La tarde pasa entre refrescos de masa madre y refrescos de cebada fermentada. Parece una especie de culto al sacharomyces cerevisae. El sol va cayendo y es hora de empezar con el fuego. Sobre él, pondremos los peces y, sobre las ascuas, la potjie, la cazuela de hierro colado con patas en la que Uwe cuece unas hogazas grandes, compactas y sabrosas, un buen pan. Mientras devoramos el pescado —con el ahumado, los delgados filetes me recuerdan a arenque—, el pan termina de hacerse en las brasas. A cada cucharada del pisto que he preparado, Giamba accede a aceptar que cocinar no es una pérdida de tiempo aunque, francamente, él prefiere invertirlo en otras cosas. Aunque sea un matiz lingüístico, algo es algo. Todo está tranquilo, formamos un grupo curioso y divertido. Hacemos sobremesa al borde de la playa y no podemos pedirle mucho más a la vida. Bueno, Uwe (que tiene 44 años) y yo, sí: llegar a la edad de Giamba la mitad de bien que él.

A las 6 de la mañana recibo la puntual llamada de Moses, tal y como dijo. Tengo un poco de resaca, mezclada con el dolor de garganta, estoy empapado en sudor y todo huele a arenque. La conexión no es buena y la llamada se corta sin que haya podido entender nada. Lo siento amigo, hoy no habrá pescado para mí —dice mi SMS.

Antes de seguir con la ruta, todavía tenemos algún día más de pan y galletas. Unos amigos de Uwe se han unido al grupo y organizamos un improvisado taller de pan. Sólo nos falta hacer chapatis sobre los motores de sus todoterreno para que #motörbread sea literal.

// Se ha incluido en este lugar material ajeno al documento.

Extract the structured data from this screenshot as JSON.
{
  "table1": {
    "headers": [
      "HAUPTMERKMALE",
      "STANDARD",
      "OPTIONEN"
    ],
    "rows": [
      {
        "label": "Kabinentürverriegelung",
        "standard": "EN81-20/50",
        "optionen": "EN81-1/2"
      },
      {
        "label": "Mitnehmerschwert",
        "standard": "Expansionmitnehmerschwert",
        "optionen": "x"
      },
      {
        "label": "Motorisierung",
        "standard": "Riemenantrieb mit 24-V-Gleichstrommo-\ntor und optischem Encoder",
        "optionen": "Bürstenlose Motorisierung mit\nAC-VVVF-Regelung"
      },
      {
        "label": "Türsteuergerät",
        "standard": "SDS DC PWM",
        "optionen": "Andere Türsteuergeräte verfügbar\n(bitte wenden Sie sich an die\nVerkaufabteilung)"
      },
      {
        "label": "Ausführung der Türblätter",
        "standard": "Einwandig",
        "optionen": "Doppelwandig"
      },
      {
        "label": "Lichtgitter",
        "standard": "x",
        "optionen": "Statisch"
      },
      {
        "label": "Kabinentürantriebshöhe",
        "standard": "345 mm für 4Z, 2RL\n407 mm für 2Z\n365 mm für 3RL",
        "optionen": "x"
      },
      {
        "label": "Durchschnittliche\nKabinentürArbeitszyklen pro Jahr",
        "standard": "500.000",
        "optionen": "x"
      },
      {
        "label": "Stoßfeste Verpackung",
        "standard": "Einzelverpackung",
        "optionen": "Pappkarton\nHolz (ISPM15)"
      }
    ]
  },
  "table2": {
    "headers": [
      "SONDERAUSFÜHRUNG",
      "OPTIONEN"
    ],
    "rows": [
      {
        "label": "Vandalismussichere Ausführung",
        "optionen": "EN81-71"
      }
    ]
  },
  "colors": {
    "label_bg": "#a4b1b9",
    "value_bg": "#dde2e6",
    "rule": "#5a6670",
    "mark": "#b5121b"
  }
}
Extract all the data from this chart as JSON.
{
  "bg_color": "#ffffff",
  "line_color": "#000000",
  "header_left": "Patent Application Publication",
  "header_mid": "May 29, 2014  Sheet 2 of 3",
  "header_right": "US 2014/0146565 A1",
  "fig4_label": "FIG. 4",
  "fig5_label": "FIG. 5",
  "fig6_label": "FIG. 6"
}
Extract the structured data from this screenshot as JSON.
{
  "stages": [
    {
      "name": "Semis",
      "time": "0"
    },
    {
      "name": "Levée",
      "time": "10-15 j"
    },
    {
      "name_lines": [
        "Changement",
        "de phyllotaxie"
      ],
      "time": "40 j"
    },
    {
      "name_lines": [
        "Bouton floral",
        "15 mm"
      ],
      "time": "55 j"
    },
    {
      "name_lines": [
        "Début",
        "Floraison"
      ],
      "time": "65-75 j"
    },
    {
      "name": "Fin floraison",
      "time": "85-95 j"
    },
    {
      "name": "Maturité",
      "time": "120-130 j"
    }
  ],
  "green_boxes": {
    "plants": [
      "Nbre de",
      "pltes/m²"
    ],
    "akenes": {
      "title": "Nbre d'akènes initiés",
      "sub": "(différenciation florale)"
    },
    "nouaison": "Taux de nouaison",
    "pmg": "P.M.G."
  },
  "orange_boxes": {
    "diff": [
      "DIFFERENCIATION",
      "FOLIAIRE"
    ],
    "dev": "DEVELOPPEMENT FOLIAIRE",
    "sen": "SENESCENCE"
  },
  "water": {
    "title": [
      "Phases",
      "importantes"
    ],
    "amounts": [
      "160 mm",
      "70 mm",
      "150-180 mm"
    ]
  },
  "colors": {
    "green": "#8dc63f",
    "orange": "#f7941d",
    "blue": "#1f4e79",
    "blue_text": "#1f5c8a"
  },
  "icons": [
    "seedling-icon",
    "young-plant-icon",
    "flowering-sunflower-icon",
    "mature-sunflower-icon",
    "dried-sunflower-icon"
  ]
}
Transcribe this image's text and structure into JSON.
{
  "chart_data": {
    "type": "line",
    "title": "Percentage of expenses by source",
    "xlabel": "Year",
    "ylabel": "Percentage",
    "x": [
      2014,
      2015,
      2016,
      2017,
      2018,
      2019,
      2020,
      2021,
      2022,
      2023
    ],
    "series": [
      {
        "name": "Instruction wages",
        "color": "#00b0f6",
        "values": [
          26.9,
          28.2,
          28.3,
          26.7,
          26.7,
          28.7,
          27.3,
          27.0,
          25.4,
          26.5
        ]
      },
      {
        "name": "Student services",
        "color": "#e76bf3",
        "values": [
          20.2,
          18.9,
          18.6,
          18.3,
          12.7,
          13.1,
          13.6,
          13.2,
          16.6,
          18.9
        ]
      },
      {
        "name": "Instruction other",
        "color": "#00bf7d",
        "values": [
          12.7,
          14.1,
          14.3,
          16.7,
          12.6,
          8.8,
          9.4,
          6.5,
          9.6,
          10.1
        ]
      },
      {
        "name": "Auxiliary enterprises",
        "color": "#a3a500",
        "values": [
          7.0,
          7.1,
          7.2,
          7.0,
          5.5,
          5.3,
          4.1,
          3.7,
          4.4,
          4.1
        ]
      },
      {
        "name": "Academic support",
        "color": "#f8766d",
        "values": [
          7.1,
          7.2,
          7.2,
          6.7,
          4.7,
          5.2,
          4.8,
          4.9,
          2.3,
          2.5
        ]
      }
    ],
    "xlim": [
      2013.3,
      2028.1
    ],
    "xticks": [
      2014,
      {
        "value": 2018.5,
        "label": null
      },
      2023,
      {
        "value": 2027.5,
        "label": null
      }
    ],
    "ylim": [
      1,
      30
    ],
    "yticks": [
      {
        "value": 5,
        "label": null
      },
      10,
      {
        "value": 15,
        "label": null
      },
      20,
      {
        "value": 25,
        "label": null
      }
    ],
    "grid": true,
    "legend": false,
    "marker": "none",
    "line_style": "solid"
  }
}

Motörbread, taller de pan, horno de motos
Motörbread, taller de pan, horno de motos

Estos días han sido muy relajados entre pequeñas salidas, baños y los quehaceres domésticos y algún contratiempo aduanero con el paquete que envié a España desde Bagamoyo. He tenido mucho tiempo para leer y escribir y recopilar alguna información útil de otros viajeros con los que he coincidido y también de Giamba y Uwe. Por todas partes, hay gente amable y hospitalaria dispuesta a estrecharte la mano, con esa larguísima secuencia de gestos que nunca sé muy bien cómo corresponder. No tengo ni idea de lo que me espera más adelante, pero creo que entrar tan suave en el viaje será bueno para, cuando vengan torcidas, saber que todas estas buenas sensaciones están por aquí.